Dia 21.
Nesta minha minha luta quixotesca (alguns dirão inglória) de longa data, costumo sempre começar por perguntar às pessoas se andam a roubar produtos das prateleiras das lojas e a oferecê-los aos seus amigos sem pagar. A primeira reação é de choque e indignação. Como é evidente, uma pessoa de bem não anda a subtrair bens alheios por aí.
No entanto, há muito boa gente, genuinamente de bons valores e princípios, que o faz. Rouba e usurpa. Como? Gosta de uma crónica ou de um texto que leu, tira uma fotografia ou copia-a integralmente e publica nas redes sociais. Ou, pior ainda, recebe e partilha pdfs de revistas ou jornais.
O fenómeno sempre existiu, mas nas últimas semanas de confinamento explodiu. Edições inteiras andam a ser partilhadas integralmente, em pdf, em grupos de whatsapp ou por email, mal acabam de sair.

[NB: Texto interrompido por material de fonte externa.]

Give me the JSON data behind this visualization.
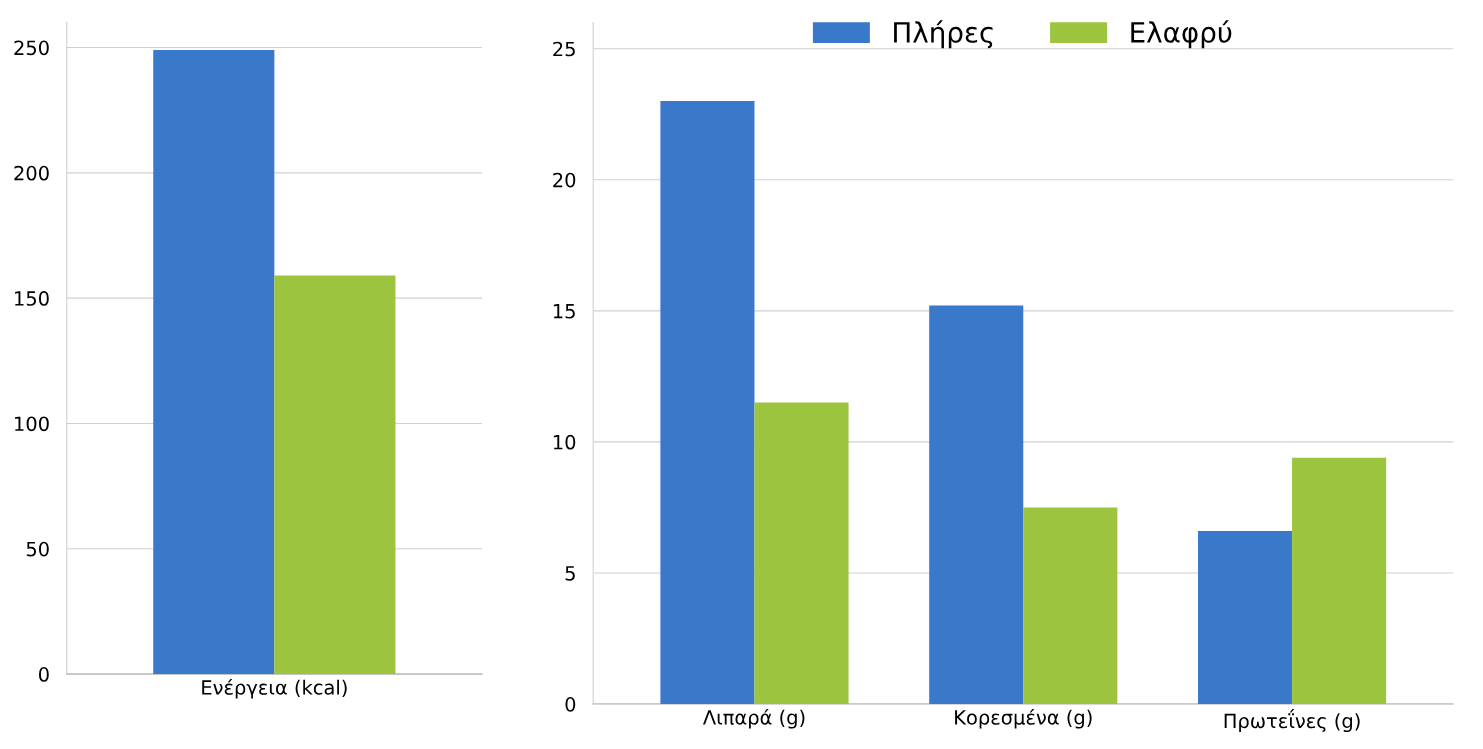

Muita gente – e mesmo advogados, deputados, colunistas e gente da comunicação e dos média – fá-lo sem qualquer noção de que isto é um crime. Sim, um crime previsto e punido no Código Penal, que dá direito a uma pena de prisão até três anos. E tão criminoso é quem retira os pdfs como quem se limita a partilhá-los com os seus amigos. Nestes dias, a pirataria cresceu porque muitos veem-na como um gesto solidário: acham que estão a partilhar um serviço simpático num momento em que as pessoas estão em casa com mais tempo livre. Não é solidariedade, é um desrespeito pelo trabalho dos jornalistas. E, em última análise, uma ameaça à democracia.

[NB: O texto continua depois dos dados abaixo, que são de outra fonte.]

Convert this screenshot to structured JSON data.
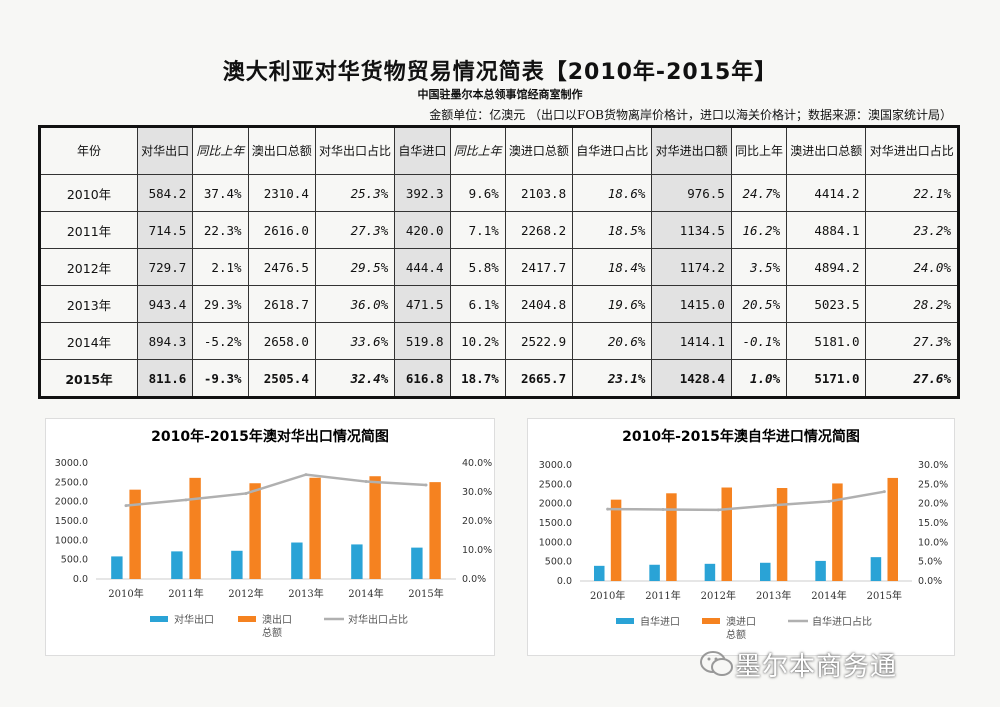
{
  "title": "澳大利亚对华货物贸易情况简表【2010年-2015年】",
  "subtitle": "中国驻墨尔本总领事馆经商室制作",
  "unit_note": "金额单位：亿澳元 （出口以FOB货物离岸价格计，进口以海关价格计；数据来源：澳国家统计局）",
  "table": {
    "headers": [
      "年份",
      "对华出口",
      "同比上年",
      "澳出口总额",
      "对华出口占比",
      "自华进口",
      "同比上年",
      "澳进口总额",
      "自华进口占比",
      "对华进出口额",
      "同比上年",
      "澳进出口总额",
      "对华进出口占比"
    ],
    "rows": [
      [
        "2010年",
        "584.2",
        "37.4%",
        "2310.4",
        "25.3%",
        "392.3",
        "9.6%",
        "2103.8",
        "18.6%",
        "976.5",
        "24.7%",
        "4414.2",
        "22.1%"
      ],
      [
        "2011年",
        "714.5",
        "22.3%",
        "2616.0",
        "27.3%",
        "420.0",
        "7.1%",
        "2268.2",
        "18.5%",
        "1134.5",
        "16.2%",
        "4884.1",
        "23.2%"
      ],
      [
        "2012年",
        "729.7",
        "2.1%",
        "2476.5",
        "29.5%",
        "444.4",
        "5.8%",
        "2417.7",
        "18.4%",
        "1174.2",
        "3.5%",
        "4894.2",
        "24.0%"
      ],
      [
        "2013年",
        "943.4",
        "29.3%",
        "2618.7",
        "36.0%",
        "471.5",
        "6.1%",
        "2404.8",
        "19.6%",
        "1415.0",
        "20.5%",
        "5023.5",
        "28.2%"
      ],
      [
        "2014年",
        "894.3",
        "-5.2%",
        "2658.0",
        "33.6%",
        "519.8",
        "10.2%",
        "2522.9",
        "20.6%",
        "1414.1",
        "-0.1%",
        "5181.0",
        "27.3%"
      ],
      [
        "2015年",
        "811.6",
        "-9.3%",
        "2505.4",
        "32.4%",
        "616.8",
        "18.7%",
        "2665.7",
        "23.1%",
        "1428.4",
        "1.0%",
        "5171.0",
        "27.6%"
      ]
    ]
  },
  "chart_data": [
    {
      "type": "bar",
      "title": "2010年-2015年澳对华出口情况简图",
      "categories": [
        "2010年",
        "2011年",
        "2012年",
        "2013年",
        "2014年",
        "2015年"
      ],
      "series": [
        {
          "name": "对华出口",
          "kind": "bar",
          "color": "#2aa3d6",
          "values": [
            584.2,
            714.5,
            729.7,
            943.4,
            894.3,
            811.6
          ]
        },
        {
          "name": "澳出口总额",
          "kind": "bar",
          "color": "#f58220",
          "values": [
            2310.4,
            2616.0,
            2476.5,
            2618.7,
            2658.0,
            2505.4
          ]
        },
        {
          "name": "对华出口占比",
          "kind": "line",
          "axis": "right",
          "color": "#b0b0b0",
          "values": [
            25.3,
            27.3,
            29.5,
            36.0,
            33.6,
            32.4
          ]
        }
      ],
      "ylim": [
        0,
        3000
      ],
      "yticks": [
        "0.0",
        "500.0",
        "1000.0",
        "1500.0",
        "2000.0",
        "2500.0",
        "3000.0"
      ],
      "y2lim": [
        0,
        40
      ],
      "y2ticks": [
        "0.0%",
        "10.0%",
        "20.0%",
        "30.0%",
        "40.0%"
      ]
    },
    {
      "type": "bar",
      "title": "2010年-2015年澳自华进口情况简图",
      "categories": [
        "2010年",
        "2011年",
        "2012年",
        "2013年",
        "2014年",
        "2015年"
      ],
      "series": [
        {
          "name": "自华进口",
          "kind": "bar",
          "color": "#2aa3d6",
          "values": [
            392.3,
            420.0,
            444.4,
            471.5,
            519.8,
            616.8
          ]
        },
        {
          "name": "澳进口总额",
          "kind": "bar",
          "color": "#f58220",
          "values": [
            2103.8,
            2268.2,
            2417.7,
            2404.8,
            2522.9,
            2665.7
          ]
        },
        {
          "name": "自华进口占比",
          "kind": "line",
          "axis": "right",
          "color": "#b0b0b0",
          "values": [
            18.6,
            18.5,
            18.4,
            19.6,
            20.6,
            23.1
          ]
        }
      ],
      "ylim": [
        0,
        3000
      ],
      "yticks": [
        "0.0",
        "500.0",
        "1000.0",
        "1500.0",
        "2000.0",
        "2500.0",
        "3000.0"
      ],
      "y2lim": [
        0,
        30
      ],
      "y2ticks": [
        "0.0%",
        "5.0%",
        "10.0%",
        "15.0%",
        "20.0%",
        "25.0%",
        "30.0%"
      ]
    }
  ],
  "watermark": "墨尔本商务通"
}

Vamos falar claro: este tipo de comportamento põe em causa a sobrevivência da imprensa e dos milhares de postos de trabalho que dela subsistem. Os média, que já viviam antes tempos extraordinariamente difíceis – com a concorrência desleal dos gigantes como a Google e o Facebook que abocanham a esmagadora maioria das receitas digitais de publicidade –, estão agora a passar pela maior crise de sempre da sua história. A publicidade em papel e digital praticamente desapareceu, num movimento de pânico das empresas anunciantes. Salvam-se honrosas exceções de empresas que percebem que é agora que podem e devem comunicar e deixar uma marca que perdura. As receitas de banca e dos assinantes – felizmente a VISÃO tem muitos e de longa data – são, ainda, a faturação preciosa que subsiste.
Imaginem um mundo sem informação. Gostava que vivessem, só por uns dias, sem jornalismo de qualidade, sem isenção nem pluralismo, sem “guardiões” do sistema. Um mundo entregue às idiotices, aos interesses de alguns e às fake news. Garanto-vos: não seria bonito de se ver. Mas é exatamente esse o risco que todos corremos se as pessoas não perceberem que a boa informação custa dinheiro a produzir e tem um preço. Pequeno – como se pode ver pelas campanhas de promoção que todos os meios estão a fazer para sobreviver. Sim, sobreviver.
Aquele pdf que recebeu? Destrua-o. Explique à pessoa que lhe mandou que é uma vergonha receber, ler ou partilhar, como é uma vergonha escarrar para o chão, riscar carros estacionados ou roubar coisas das prateleiras das lojas e dos supermercados. É uma questão de educação e de cidadania. E compre ou assine revistas e jornais. Nós precisamos de si para lhe continuarmos a servir o melhor que sabemos fazer.
Nota: Numa iniciativa inédita, os diretores de vários jornais e revistas juntaram-se ontem num manifesto contra a pirataria. É muito bonito ver a concorrência ser posta de lado para trabalharmos todos, unidos, para o bem comum.